Why would people invest in Student Accommodation?
By the end of 2013 there were over 350,000 student visa holders living across Australia, with the number of total visas having increased by over 13% in the last quarter of 2013 alone! The Australian government reported they are expecting a 30 pre cent increase in international students coming to Australia by the year 2020.
Student accommodation is also appealing to investors as there is the opportunity to get an increased yield, with the Australian Financial review having recently reported the sale of a one-bedroom unit in Melbourne located in a student accommodation building that sold with a 10.75% gross yield.
There is seen to be strengthening demand for student accommodation as universities expand the number of spots on offer and interest from overseas students grow, and equally many students are helped with financial obligations by their parents and in some cases are able to pay over six to twelve months rent in advance to help offset any risk.
Are you able to finance to borrow for student accommodation?
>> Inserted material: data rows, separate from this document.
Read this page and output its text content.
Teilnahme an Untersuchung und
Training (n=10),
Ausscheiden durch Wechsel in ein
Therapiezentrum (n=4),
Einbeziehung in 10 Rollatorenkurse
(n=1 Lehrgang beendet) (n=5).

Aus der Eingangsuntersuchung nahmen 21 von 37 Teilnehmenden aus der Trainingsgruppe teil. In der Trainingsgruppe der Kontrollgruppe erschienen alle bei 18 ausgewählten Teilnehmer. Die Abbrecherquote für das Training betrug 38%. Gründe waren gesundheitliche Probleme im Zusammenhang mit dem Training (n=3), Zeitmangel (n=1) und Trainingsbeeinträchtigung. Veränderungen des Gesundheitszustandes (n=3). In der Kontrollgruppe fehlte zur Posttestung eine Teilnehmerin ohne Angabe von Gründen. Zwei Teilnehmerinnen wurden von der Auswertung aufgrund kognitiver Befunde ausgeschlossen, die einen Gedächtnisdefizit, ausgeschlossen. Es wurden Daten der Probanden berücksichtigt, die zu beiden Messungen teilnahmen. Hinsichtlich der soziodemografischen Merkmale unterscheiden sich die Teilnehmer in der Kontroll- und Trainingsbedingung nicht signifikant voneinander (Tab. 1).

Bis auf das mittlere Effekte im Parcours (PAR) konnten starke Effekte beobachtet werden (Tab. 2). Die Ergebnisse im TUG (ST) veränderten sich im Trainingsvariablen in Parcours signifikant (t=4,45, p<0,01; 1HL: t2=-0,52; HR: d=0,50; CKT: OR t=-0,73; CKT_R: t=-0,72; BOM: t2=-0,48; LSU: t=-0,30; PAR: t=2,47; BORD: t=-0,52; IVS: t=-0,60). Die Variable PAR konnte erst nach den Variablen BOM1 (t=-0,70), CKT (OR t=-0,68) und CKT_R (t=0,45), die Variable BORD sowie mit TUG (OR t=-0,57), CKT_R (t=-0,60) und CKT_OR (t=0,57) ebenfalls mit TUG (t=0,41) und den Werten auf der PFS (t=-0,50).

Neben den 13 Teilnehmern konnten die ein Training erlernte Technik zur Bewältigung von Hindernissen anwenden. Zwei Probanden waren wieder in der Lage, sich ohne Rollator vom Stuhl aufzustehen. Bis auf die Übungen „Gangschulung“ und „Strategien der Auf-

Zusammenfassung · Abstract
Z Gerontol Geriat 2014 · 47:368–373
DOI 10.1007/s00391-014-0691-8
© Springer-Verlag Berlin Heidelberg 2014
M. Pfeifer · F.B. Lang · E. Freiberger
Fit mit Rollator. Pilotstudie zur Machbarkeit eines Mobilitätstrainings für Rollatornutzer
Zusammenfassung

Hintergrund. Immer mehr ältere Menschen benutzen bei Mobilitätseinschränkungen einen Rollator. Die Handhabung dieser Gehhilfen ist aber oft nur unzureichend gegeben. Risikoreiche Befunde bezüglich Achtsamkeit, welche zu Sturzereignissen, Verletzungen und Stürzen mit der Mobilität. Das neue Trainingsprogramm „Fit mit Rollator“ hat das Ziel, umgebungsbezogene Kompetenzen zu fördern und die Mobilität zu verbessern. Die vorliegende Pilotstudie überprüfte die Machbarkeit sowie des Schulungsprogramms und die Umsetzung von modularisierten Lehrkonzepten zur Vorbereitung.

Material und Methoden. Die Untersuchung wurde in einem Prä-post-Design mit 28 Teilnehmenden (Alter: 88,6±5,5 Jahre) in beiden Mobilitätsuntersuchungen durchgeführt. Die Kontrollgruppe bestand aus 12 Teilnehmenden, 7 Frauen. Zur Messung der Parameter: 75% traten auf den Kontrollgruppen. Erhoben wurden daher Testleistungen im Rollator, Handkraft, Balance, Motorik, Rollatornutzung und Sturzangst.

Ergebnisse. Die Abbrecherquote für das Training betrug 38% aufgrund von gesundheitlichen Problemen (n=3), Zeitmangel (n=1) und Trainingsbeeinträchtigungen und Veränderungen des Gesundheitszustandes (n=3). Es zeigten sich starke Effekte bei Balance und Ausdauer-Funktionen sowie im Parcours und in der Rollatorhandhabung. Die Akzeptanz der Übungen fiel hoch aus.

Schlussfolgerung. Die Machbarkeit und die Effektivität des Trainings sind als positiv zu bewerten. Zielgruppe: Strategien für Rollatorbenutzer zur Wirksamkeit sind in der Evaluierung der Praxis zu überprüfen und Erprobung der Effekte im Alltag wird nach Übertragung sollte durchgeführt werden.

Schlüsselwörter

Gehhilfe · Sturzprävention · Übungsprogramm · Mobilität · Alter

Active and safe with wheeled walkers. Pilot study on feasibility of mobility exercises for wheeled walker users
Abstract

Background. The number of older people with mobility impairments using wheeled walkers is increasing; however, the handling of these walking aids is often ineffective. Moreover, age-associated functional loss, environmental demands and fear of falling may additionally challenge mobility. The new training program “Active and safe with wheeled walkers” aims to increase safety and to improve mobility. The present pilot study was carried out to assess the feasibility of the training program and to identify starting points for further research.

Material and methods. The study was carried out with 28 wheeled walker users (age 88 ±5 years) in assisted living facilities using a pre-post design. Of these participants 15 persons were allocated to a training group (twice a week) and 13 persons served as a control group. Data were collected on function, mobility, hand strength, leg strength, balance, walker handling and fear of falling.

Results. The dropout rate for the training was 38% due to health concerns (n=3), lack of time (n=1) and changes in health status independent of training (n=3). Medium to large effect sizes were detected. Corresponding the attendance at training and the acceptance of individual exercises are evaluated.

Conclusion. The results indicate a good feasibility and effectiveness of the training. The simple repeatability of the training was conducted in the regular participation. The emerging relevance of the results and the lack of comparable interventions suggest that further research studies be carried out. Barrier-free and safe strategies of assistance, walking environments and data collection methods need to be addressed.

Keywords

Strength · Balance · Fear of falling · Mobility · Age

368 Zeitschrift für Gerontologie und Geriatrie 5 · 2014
Yes for the right operators the banks do like this type of accommodation but it does depend on their regular credit criteria and ongoing income. There are two ways of being able to finance student accommodation either as an existing investment, or construction to build a new accommodation complex.
In general the banks will not consider multi unit student accommodation as residential housing under their normal policy, but if you are looking at purchasing one unit they may consider it as standard residential if they are able to convert and rent it to standard property. If the property is an existing student accommodation property with multiple units they will consider up to 70% of the properties value, but consider higher case by case.
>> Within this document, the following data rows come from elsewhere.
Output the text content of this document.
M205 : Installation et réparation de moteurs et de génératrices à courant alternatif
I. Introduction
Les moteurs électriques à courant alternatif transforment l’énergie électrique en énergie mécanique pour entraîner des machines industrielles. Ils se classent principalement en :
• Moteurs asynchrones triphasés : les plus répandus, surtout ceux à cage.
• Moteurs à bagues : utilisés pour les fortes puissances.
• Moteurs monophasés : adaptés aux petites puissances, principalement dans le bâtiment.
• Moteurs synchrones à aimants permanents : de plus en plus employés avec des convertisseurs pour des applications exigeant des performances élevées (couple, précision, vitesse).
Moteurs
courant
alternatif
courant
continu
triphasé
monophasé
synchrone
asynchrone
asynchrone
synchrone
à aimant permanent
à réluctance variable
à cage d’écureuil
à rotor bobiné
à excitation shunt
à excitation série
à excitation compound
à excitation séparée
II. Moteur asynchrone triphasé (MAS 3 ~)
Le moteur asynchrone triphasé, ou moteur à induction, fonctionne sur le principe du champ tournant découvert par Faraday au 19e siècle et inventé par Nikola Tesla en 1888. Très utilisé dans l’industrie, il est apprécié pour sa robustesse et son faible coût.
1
Also some governments are offering developers who created student accommodation certain incentives, in the case of the Brisbane City Council they are offering a $13,440 discount for infrastructure and utility charges that apply to units being built. The current charges in Queensland are approximately $18,000 per unit so this can represent quite a big saving.
Why are the banks very conservative on this type of property?
As an investment or asset type student accommodation is seen to not apply to the general market as much as a standard residential property and could potentially be harder to sell. The banks consider these to be specialised security, as there is a limited demographic of people to rent single rooms located near university campuses – being students and also a limited pool of property investors looking to hold and purchase these – as these couldn’t be easily sold to owner occupied or first home buyers.
Student accommodation can also be seen as seasonal because some students may choose to go home at the end of the year or during the holidays and it could be difficult to find tenants during this period. Due to this the income received on student accommodation units could change significantly throughout the year, and a good manager is preferred by most banks to ensure a high level of occupancy is available throughout the year.
What is the downside to this type of accommodation?
In some student accommodation blocks the on-site management fees can be quite high due to the time that the managers need to spend day to day on the complex and can potentially reduce your net returns. When you are looking at student accommodation you need to investigate the costs before proceeding, and calculate net yield as opposed to gross yield before costs.
There can also be language and cultural barriers with overseas students, with over 35% of overseas today from China or India according to the Australia Immigration Departments with a further downside being the international students might be unfamiliar with Australian laws and their obligations and tenants.
What do students look for in this style of property?
In the UK developers have focused on making student accommodation much more desirable to students moving away from ‘slums’ and trying to cram as many students into a property as they can, to creating investor pods or studios for students that offer an en suite and rooms that are quite luxurious across the city so you may be able to increase your rental yield by providing a higher level of accommodation for the students.
They want to be centrally located, only a short walk to the campus or a quick bus trip. They are also interested in having shared expenses or having all of the bills included in the weekly rental figure as they want to be busy studying, and not worrying about paying bills. They also like to have complete freedom so you may find it hard to rent out rooms where you impose nightly curfews and restrictions on their movements.
So what should I do?
As with any investment you need to consider the net yield and capital growth profile before proceeding. If you want to chase a high yielding property asset then the right student accommodation complex could be for you, but if you are unable to convert back to a normal residential property you might have limited opportunity for capital growth over the longer term. This is because in the case of a normal residential property you would be able to sell to owner occupier buyers later, whereas student accommodation is going to be limited to investors providing a smaller pool of people to sell to.